Another blood covered fiend wandered into
the street behind the others. Three pairs of pitch black eyes
stared at him, hungering for another victim. Donavan knew he
couldn’t possibly take on two, let alone three, death walkers at
once. No one could.
He turned and ran in the opposite direction,
heading north the way he had come from. With fresh prey in sight,
the death walkers came running like a pack of hounds. They may have
been gaunt with malnutrition and ravaged by disease in their flesh,
but the spirits pressed them onward, energizing their sinewy frames
with unnatural strength.
Donavan turned his head, checking to see how
close his pursuers were. They were running after him at different
speeds; the last in line loping along with a bad leg. He turned
back the way he was going and smashed right into a death walker who
had appeared out of nowhere. It was a woman.
Her skin was weathered and brown, her hair
stringy and sand colored. Donavan’s momentum combined with the
woman’s slight weight bowled her over in the street. He had tumbled
one way, her another. Donavan was so startled and terrified that he
managed to scrabble quickly back to his feet. If he remained on the
ground even a moment, the horrifying ghouls would swoop down upon
him, tearing him apart before he could get away.
A wooden fence sprang into view as he ran
toward the edge of the town. Another death walker was feeding upon
the carcass of a dead horse, pulling its innards out onto the
ground, gleefully taking its fill. Another pony was pacing near the
backside of the fence, clearly terrified of sharing the fate of the
slaughtered animal.
Donavan came up with a plan as he reached
the fence and climbed over. The feasting death walker had not even
noticed him yet, still kneeling before the horse with its back to
him.
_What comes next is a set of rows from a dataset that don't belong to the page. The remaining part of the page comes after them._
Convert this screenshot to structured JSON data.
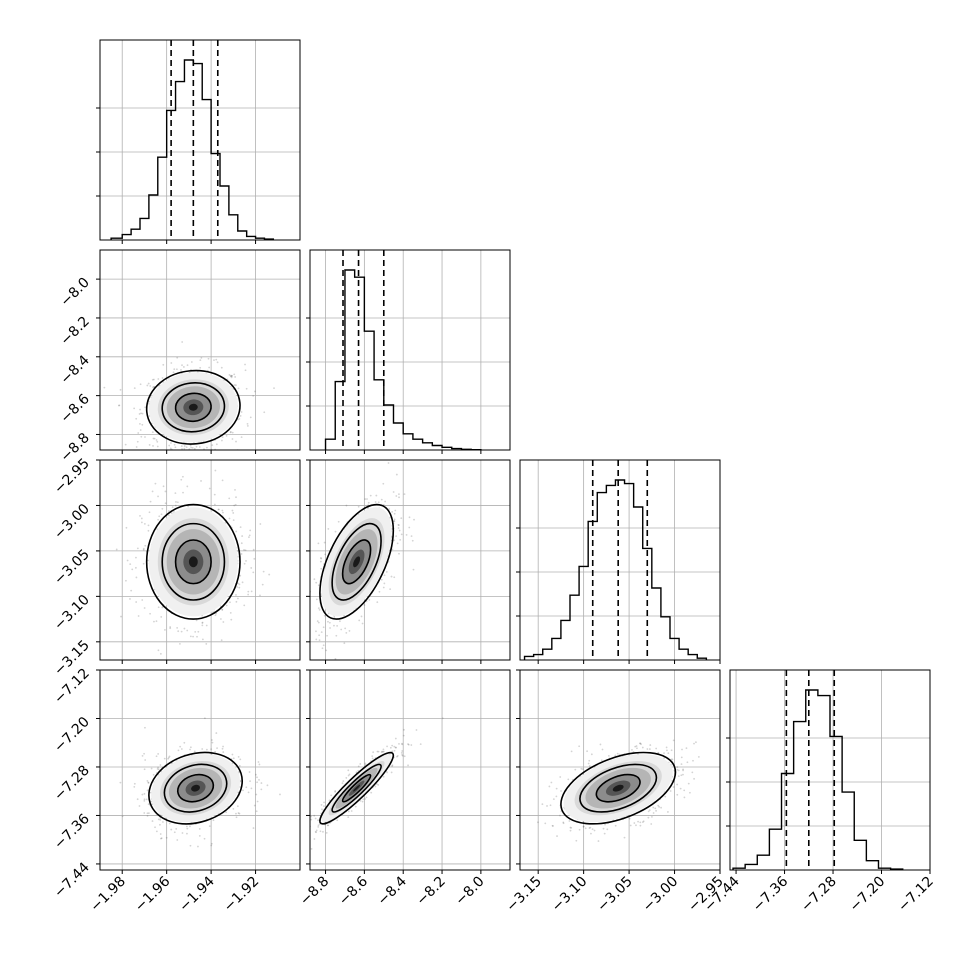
{
  "figure": {
    "kind": "corner-plot",
    "grid": true,
    "colors": {
      "line": "#000000",
      "grid": "#b0b0b0",
      "scatter": "#555555"
    }
  },
  "chart_data": {
    "type": "scatter",
    "variables": [
      {
        "range": [
          -1.99,
          -1.9
        ],
        "ticks": [
          -1.98,
          -1.96,
          -1.94,
          -1.92
        ],
        "tick_labels": [
          "−1.98",
          "−1.96",
          "−1.94",
          "−1.92"
        ]
      },
      {
        "range": [
          -8.88,
          -7.85
        ],
        "ticks": [
          -8.8,
          -8.6,
          -8.4,
          -8.2,
          -8.0
        ],
        "tick_labels": [
          "−8.8",
          "−8.6",
          "−8.4",
          "−8.2",
          "−8.0"
        ]
      },
      {
        "range": [
          -3.17,
          -2.95
        ],
        "ticks": [
          -3.15,
          -3.1,
          -3.05,
          -3.0,
          -2.95
        ],
        "tick_labels": [
          "−3.15",
          "−3.10",
          "−3.05",
          "−3.00",
          "−2.95"
        ]
      },
      {
        "range": [
          -7.45,
          -7.12
        ],
        "ticks": [
          -7.44,
          -7.36,
          -7.28,
          -7.2,
          -7.12
        ],
        "tick_labels": [
          "−7.44",
          "−7.36",
          "−7.28",
          "−7.20",
          "−7.12"
        ]
      }
    ],
    "diagonal": [
      {
        "edges": [
          -1.985,
          -1.98,
          -1.976,
          -1.972,
          -1.968,
          -1.964,
          -1.96,
          -1.956,
          -1.952,
          -1.948,
          -1.944,
          -1.94,
          -1.936,
          -1.932,
          -1.928,
          -1.924,
          -1.92,
          -1.916,
          -1.912
        ],
        "heights": [
          0.01,
          0.03,
          0.06,
          0.12,
          0.25,
          0.46,
          0.72,
          0.88,
          1.0,
          0.98,
          0.78,
          0.48,
          0.3,
          0.14,
          0.05,
          0.02,
          0.01,
          0.005
        ],
        "quantiles": [
          -1.958,
          -1.948,
          -1.937
        ]
      },
      {
        "edges": [
          -8.8,
          -8.75,
          -8.7,
          -8.65,
          -8.6,
          -8.55,
          -8.5,
          -8.45,
          -8.4,
          -8.35,
          -8.3,
          -8.25,
          -8.2,
          -8.15,
          -8.1,
          -8.05,
          -8.0
        ],
        "heights": [
          0.06,
          0.38,
          1.0,
          0.96,
          0.66,
          0.39,
          0.25,
          0.15,
          0.09,
          0.06,
          0.04,
          0.025,
          0.015,
          0.008,
          0.004,
          0.002
        ],
        "quantiles": [
          -8.71,
          -8.63,
          -8.5
        ]
      },
      {
        "edges": [
          -3.165,
          -3.155,
          -3.145,
          -3.135,
          -3.125,
          -3.115,
          -3.105,
          -3.095,
          -3.085,
          -3.075,
          -3.065,
          -3.055,
          -3.045,
          -3.035,
          -3.025,
          -3.015,
          -3.005,
          -2.995,
          -2.985,
          -2.975,
          -2.965
        ],
        "heights": [
          0.02,
          0.03,
          0.06,
          0.12,
          0.22,
          0.36,
          0.52,
          0.77,
          0.93,
          0.97,
          1.0,
          0.98,
          0.85,
          0.62,
          0.4,
          0.24,
          0.12,
          0.06,
          0.03,
          0.01
        ],
        "quantiles": [
          -3.09,
          -3.062,
          -3.03
        ]
      },
      {
        "edges": [
          -7.445,
          -7.425,
          -7.405,
          -7.385,
          -7.365,
          -7.345,
          -7.325,
          -7.305,
          -7.285,
          -7.265,
          -7.245,
          -7.225,
          -7.205,
          -7.185,
          -7.165
        ],
        "heights": [
          0.01,
          0.03,
          0.08,
          0.22,
          0.52,
          0.8,
          0.97,
          0.94,
          0.72,
          0.42,
          0.16,
          0.05,
          0.01,
          0.005
        ],
        "quantiles": [
          -7.357,
          -7.32,
          -7.278
        ]
      }
    ],
    "pairs": [
      {
        "x": 0,
        "y": 1,
        "mean": [
          -1.948,
          -8.66
        ],
        "sd": [
          0.01,
          0.09
        ],
        "corr": 0.05,
        "skew_y": 1
      },
      {
        "x": 0,
        "y": 2,
        "mean": [
          -1.948,
          -3.062
        ],
        "sd": [
          0.01,
          0.03
        ],
        "corr": 0.0,
        "skew_y": 0
      },
      {
        "x": 1,
        "y": 2,
        "mean": [
          -8.64,
          -3.062
        ],
        "sd": [
          0.09,
          0.03
        ],
        "corr": 0.55,
        "skew_y": 0
      },
      {
        "x": 0,
        "y": 3,
        "mean": [
          -1.947,
          -7.315
        ],
        "sd": [
          0.01,
          0.028
        ],
        "corr": 0.2,
        "skew_y": 0
      },
      {
        "x": 1,
        "y": 3,
        "mean": [
          -8.64,
          -7.315
        ],
        "sd": [
          0.09,
          0.028
        ],
        "corr": 0.92,
        "skew_y": 0
      },
      {
        "x": 2,
        "y": 3,
        "mean": [
          -3.062,
          -7.315
        ],
        "sd": [
          0.03,
          0.028
        ],
        "corr": 0.45,
        "skew_y": 0
      }
    ]
  }
}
He ran upon the fiend before it could react, using the machete
to slice the creatures head cleanly away from its shoulders.
Leaping over the horse carcass, Donavan
charged toward the other pony. He had neither bridle nor saddle,
but Donavan had always been a good rider. The pony did not try to
get away, instead appearing relieved that someone normal had come
to help it get away. Donavan grabbed the mane trailing down the
pony’s neck and swung himself up onto the beast’s back.
Looking back, he found the death walkers
coming over and under the fence. They ran at him as Donavan kicked
his heels into the pony’s sides. The animal took off, directed by
Donavan’s clutch of mane within his hand. He had dropped the
hatchet, but kept the machete. Two of the male death walkers were
knocked aside by the pony’s shoulders. Donavan struck a final blow
to the female as she tried to flank him.
The machete cleaved a hunk of skull away
from her head, sending her tumbling into the horse manure littering
the pen. Donavan didn’t look back. He urged the pony on toward the
fence. At the last moment, they leaped as one over the top rung of
the wooden fence, barely clearing it with the pony’s hind
hooves.
Horse and rider left the remaining death
walkers in their wake, galloping away from the village at top
speed. Donavan patted the pony’s neck, whispering a prayer of
thanksgiving under his breath to Elithias. They had no food and no
water, but they did have their lives. And both horse and rider
were, in their own ways, grateful for that much.